We also got a healthy eyeful of the celebrity guests who make an event like this seem just a little more accessible. Victoria Beckham struggled to raise a smile, possibly because her ridiculous heels were twisting her leg into the kind of shape that only a skilled contortionist or that lank-haired ghost in The Grudge could manage. And Tara Palmer-Tomkinson proudly showed off the results of a sixty-minute makeover on her nose, even going so far as to wear a dangerously pointed Philip Treacy number that that made it look like she'd GeoTagged her own shattered septum.
Suffice it to say, this wedding was all about the headgear. For instance, Zara Phillips turned up in a titfer that could have doubled for the SETI dish from Contact. When the sun finally shone as the happy couple emerged from the abbey, it wasn't a break in the clouds, Zara had simply stooped to adjust her heel.

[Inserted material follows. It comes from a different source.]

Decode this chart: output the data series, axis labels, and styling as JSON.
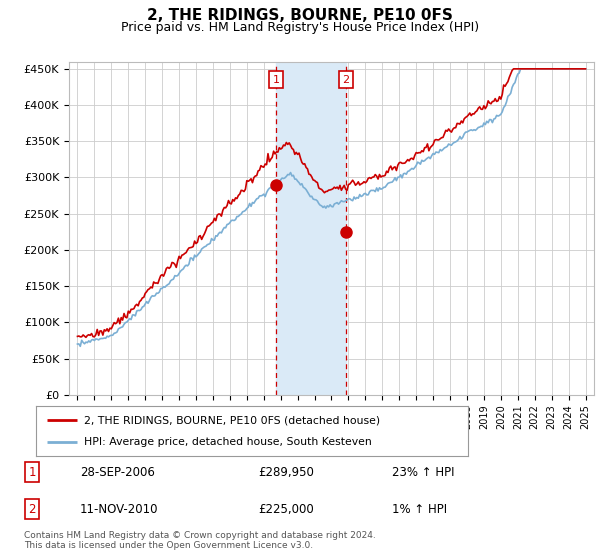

But the prize for fashion statement of the decade has to go to Princess Beatrice. Like Rumer Willis, the poor girl is stuck with a disturbing mishmash of her parents' features, having inherited the worst of both. With eyes so large they'd send a manga illustrator back to the drawing board, she obviously felt as though she needed to draw attention up and away. And did so with a piece of millenary that has already inspired its own Facebook page.
When we first got a glimpse of it, from the back seat of the limo that ferried her and Eugenie to the abbey, it gave her the appearance of an errant child who'd got his head stuck in the back of an ornate dining chair. Then she stepped out and the world gasped. Part Snow White's magic mirror, part facehugger, it was the kind accessory that didn't just say "look at me", it screamed "I dare you to look away".
Of course, the live broadcast meant that the commentators had to maintain an air of professionalism. Instead of blurting out "What the hell, did she answer the Call of the Cthulhu?", they were left to impotently discuss her pinky-beige ensemble. However, the Twitterverse exploded in disbelief that anyone would want to attend a wedding looking as though they ought to be mounted on a wood-panelled wall over a gun cabinet.
Yesterday was a pointed reminder that we're subjects, as well as citizens, in our own country. But at least we have a voice. And despite Huw Edwards and Simon Schama repeatedly asserting that "a day like today undermines the theory that we've become a cynical society", social media's record of the event tells a very different story. And it's fucking hilarious.